To know which parameter to pass along you'd need a dialect with a 
list of supported functions in its code.

yes, the second parameter is given by the pipe

but you can see the type of the parameter

And how would the pipe know to send to the second parameter, when 
the first and third also allow block parameters? REMOVE-EACH is just 
another function - the meaning of its parameters is specific to that 
function.

isn't the first parameter of remove-each a word ?

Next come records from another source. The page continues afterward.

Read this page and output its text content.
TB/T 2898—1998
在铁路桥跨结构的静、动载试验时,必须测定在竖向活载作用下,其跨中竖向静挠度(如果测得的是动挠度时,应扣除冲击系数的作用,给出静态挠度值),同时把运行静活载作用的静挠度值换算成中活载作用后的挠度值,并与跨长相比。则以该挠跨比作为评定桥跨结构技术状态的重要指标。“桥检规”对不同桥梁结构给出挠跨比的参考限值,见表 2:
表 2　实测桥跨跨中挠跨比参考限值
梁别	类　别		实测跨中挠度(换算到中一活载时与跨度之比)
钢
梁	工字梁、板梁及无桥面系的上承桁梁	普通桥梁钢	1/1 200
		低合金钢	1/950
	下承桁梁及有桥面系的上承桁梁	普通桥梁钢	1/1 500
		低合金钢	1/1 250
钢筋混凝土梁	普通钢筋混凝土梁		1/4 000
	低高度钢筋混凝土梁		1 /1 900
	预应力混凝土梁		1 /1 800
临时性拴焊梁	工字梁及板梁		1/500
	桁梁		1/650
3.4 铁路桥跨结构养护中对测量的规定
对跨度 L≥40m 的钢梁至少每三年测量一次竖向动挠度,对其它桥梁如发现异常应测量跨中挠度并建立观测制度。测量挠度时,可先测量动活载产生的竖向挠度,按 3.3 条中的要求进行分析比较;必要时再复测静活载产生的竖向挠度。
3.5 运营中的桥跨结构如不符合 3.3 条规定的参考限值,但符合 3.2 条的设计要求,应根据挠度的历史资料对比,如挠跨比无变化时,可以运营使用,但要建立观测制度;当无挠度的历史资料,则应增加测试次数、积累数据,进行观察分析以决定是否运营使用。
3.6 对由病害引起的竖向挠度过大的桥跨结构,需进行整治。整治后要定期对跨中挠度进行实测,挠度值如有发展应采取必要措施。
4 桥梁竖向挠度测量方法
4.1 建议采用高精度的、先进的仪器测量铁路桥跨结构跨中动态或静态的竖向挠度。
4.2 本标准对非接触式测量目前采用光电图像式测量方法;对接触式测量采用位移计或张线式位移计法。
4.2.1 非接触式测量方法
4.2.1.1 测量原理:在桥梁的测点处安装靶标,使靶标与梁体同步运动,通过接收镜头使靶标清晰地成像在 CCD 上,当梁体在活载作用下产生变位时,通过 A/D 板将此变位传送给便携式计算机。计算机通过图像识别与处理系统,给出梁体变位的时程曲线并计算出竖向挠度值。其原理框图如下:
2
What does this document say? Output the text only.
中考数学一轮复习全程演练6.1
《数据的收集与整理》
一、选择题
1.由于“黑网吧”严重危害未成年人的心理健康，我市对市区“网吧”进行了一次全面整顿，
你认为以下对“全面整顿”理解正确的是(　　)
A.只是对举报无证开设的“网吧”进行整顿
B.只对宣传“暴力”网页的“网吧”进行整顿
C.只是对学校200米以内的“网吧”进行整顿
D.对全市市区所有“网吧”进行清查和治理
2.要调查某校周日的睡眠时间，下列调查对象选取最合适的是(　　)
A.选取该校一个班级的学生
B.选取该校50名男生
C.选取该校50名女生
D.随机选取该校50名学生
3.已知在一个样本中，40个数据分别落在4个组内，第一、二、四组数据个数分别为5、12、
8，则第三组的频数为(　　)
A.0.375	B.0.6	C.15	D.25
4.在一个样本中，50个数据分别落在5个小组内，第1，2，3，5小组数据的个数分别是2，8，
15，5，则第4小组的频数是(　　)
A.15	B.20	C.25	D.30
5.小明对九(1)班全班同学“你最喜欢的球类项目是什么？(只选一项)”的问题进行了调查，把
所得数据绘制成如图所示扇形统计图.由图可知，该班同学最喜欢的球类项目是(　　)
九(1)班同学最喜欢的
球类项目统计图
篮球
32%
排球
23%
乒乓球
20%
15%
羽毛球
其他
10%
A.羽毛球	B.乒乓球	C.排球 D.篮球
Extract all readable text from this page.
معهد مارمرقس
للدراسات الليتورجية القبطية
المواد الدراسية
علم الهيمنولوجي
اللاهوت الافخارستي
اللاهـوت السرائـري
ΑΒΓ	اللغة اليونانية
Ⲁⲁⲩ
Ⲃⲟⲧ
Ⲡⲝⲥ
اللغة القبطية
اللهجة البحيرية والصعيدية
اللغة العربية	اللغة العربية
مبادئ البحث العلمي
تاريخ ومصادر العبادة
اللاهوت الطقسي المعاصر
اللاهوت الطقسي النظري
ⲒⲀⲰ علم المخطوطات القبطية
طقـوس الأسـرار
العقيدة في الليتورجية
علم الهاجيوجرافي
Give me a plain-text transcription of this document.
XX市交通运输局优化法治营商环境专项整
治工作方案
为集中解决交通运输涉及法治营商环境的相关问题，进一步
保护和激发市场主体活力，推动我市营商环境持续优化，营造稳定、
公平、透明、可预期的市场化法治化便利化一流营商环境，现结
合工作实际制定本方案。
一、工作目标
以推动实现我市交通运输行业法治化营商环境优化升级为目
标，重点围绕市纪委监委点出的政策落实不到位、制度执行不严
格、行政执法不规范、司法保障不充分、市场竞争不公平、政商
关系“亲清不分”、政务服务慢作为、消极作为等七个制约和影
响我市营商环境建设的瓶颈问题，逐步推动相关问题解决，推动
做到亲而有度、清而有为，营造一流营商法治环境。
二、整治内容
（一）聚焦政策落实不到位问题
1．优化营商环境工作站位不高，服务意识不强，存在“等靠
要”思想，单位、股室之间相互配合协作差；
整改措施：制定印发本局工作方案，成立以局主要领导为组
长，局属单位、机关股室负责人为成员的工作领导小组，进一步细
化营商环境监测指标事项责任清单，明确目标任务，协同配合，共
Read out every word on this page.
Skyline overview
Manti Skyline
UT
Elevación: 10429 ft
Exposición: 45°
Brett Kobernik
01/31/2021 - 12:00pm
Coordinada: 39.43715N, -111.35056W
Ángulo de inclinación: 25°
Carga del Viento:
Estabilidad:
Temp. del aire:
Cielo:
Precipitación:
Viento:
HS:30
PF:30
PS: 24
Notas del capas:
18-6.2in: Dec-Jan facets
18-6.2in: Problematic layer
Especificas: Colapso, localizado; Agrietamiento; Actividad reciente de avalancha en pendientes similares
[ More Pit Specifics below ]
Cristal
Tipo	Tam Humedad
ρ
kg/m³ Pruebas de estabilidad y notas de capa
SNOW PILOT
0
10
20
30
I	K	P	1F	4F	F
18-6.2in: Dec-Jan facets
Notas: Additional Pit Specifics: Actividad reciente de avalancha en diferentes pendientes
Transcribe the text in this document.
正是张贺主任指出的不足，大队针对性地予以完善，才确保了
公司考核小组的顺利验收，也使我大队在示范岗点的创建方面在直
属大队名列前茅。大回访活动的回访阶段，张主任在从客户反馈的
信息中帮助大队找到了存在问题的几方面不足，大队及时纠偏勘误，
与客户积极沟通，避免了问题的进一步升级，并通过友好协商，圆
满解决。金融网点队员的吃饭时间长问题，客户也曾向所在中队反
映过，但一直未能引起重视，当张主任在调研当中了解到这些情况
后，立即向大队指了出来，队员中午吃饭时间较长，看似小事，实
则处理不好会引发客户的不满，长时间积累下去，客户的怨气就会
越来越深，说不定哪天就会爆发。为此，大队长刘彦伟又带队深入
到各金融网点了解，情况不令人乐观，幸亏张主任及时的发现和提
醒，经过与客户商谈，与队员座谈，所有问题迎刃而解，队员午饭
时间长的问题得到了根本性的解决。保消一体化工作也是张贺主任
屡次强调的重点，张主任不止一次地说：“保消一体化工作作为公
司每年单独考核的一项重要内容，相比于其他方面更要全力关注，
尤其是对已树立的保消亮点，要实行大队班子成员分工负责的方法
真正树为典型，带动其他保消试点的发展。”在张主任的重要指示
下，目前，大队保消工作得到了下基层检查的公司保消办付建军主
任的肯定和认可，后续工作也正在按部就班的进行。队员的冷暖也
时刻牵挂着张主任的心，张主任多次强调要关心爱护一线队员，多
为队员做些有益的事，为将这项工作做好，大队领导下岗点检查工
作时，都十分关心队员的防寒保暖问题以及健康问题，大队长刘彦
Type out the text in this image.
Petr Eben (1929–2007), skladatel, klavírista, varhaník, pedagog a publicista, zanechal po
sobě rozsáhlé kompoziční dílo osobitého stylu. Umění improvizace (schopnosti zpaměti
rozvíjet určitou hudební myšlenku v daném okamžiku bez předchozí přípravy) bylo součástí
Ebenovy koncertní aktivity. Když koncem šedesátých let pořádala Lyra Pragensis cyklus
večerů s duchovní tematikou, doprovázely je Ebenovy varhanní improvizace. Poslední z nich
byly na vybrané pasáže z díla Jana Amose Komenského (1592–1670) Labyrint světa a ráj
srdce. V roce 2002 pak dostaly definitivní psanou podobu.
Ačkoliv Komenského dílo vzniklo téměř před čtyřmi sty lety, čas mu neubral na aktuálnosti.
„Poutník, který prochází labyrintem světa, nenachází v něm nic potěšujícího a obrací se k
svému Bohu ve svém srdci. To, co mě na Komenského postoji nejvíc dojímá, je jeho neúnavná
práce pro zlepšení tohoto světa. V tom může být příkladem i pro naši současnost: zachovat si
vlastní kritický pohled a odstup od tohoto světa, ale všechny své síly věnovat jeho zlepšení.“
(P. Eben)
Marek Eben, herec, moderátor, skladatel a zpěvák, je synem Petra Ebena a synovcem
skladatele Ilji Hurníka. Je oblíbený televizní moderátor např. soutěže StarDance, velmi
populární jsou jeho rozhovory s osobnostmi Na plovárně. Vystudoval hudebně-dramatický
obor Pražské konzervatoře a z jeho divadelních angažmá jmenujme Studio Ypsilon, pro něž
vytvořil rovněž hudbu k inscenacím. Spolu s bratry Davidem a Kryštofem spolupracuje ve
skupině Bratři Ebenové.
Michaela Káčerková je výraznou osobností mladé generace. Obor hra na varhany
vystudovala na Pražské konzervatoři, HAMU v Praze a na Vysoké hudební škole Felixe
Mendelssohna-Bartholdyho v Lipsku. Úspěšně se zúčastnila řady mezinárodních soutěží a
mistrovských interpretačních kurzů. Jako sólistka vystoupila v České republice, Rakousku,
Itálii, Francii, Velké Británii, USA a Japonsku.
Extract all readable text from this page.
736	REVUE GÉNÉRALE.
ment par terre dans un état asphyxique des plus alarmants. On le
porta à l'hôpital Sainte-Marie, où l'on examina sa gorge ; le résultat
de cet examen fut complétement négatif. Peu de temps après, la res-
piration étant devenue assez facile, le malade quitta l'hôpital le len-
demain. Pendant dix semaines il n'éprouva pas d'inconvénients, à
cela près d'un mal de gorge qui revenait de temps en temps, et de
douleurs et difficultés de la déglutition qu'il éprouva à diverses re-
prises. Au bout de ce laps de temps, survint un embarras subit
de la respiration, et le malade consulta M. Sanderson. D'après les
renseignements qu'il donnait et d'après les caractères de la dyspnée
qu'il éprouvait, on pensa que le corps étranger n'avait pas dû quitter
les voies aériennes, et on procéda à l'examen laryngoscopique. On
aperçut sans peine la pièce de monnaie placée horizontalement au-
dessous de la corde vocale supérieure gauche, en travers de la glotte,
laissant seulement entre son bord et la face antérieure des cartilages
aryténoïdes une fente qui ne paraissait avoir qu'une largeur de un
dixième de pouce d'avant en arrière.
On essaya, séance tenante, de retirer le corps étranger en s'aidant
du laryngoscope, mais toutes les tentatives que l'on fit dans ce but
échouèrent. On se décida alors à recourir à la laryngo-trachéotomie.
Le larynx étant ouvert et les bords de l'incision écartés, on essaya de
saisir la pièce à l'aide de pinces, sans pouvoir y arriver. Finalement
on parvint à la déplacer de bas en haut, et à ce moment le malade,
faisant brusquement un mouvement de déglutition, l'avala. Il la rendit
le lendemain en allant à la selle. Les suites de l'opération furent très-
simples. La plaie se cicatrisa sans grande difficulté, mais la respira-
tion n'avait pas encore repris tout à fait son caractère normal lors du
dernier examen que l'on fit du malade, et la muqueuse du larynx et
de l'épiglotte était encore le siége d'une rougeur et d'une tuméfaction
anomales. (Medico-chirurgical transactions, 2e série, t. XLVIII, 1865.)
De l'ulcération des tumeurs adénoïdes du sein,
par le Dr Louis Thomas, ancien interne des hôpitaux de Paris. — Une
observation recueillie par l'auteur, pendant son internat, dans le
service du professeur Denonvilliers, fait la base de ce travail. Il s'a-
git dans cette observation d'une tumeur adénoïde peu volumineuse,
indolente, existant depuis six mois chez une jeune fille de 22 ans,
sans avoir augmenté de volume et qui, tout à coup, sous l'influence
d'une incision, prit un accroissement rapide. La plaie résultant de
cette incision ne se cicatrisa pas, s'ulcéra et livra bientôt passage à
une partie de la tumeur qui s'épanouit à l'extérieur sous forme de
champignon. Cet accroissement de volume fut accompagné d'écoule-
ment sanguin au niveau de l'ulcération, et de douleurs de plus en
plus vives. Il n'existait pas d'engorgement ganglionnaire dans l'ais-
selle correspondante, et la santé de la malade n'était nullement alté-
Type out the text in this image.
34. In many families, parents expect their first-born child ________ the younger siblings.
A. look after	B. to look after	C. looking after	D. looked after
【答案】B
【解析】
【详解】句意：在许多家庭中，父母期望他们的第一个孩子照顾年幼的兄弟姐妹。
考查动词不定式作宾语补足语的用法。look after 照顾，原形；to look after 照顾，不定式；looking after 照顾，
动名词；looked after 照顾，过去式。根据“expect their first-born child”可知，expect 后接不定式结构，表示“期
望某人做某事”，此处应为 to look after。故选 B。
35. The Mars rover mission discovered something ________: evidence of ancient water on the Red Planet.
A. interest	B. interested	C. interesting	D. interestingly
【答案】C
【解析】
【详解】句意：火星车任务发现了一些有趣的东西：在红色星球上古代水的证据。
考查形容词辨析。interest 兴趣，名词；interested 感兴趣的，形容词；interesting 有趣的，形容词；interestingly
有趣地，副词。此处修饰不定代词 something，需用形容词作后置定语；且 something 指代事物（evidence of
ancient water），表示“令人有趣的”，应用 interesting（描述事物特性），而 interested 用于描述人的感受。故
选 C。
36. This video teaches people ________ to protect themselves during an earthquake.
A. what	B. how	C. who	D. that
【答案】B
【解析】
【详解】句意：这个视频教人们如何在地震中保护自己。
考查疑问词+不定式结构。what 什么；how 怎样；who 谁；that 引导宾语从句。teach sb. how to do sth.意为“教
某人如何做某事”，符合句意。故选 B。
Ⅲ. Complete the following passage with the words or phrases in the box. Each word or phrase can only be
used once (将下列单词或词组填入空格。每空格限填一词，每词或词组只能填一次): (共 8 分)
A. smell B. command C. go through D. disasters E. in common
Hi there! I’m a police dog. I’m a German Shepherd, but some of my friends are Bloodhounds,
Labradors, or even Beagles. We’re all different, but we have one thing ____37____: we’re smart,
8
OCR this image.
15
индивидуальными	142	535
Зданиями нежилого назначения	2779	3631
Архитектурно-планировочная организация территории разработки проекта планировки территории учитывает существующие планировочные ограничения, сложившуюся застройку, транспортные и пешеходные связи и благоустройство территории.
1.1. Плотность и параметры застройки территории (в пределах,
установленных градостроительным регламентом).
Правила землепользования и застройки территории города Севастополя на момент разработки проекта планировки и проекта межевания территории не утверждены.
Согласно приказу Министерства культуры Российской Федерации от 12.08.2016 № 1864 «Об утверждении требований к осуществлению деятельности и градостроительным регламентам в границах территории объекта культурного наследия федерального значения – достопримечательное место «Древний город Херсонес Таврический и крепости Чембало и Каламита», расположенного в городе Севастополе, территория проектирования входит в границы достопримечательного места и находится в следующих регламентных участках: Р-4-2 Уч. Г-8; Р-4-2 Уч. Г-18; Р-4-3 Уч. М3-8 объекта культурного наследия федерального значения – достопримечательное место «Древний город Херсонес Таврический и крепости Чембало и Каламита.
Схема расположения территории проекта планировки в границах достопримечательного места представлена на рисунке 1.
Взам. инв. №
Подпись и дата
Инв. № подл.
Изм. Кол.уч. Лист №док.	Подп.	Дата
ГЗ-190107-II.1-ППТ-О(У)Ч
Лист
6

There's a lot of tricks that you can do with compiled languages with 
fixed function definitions that you can't do as easily in REBOL without 
whole program analysis.

>> spec-of :remove-each
== [

    {Removes values for each block that returns true. Returns remove 
    count. (Modifies)}

    'word [word! block!] "Word or block of words to set each time (local)"
    data [series!] "The series to traverse"
    body [block!] "Block to evaluate (return TRUE to remove)"
]

ops, wrong example ;-)

It just happens that that function value is assigned to that word. 
With the next call of the piped code it might be a different function.

hehe, this is exactly where curry would be needed :))

read/lines %files | curry remove-each [ x _ [10 > length? x] ] | 
sort

for functions that take just one example you can make it yourself 
pretty simpy.. I made it last week for processing tome fixed width 
data file ..

People say "do it in a dialect" like those come for free. There's 
dialect processing overhead, issues of when the arguments are processed, 
decisions about whether there are keywords or not. To get an idea 
about the real overhead of doing it in a dialect, look at the source 
of APPLY or MAP-EACH in R2. Both are compiled dialects.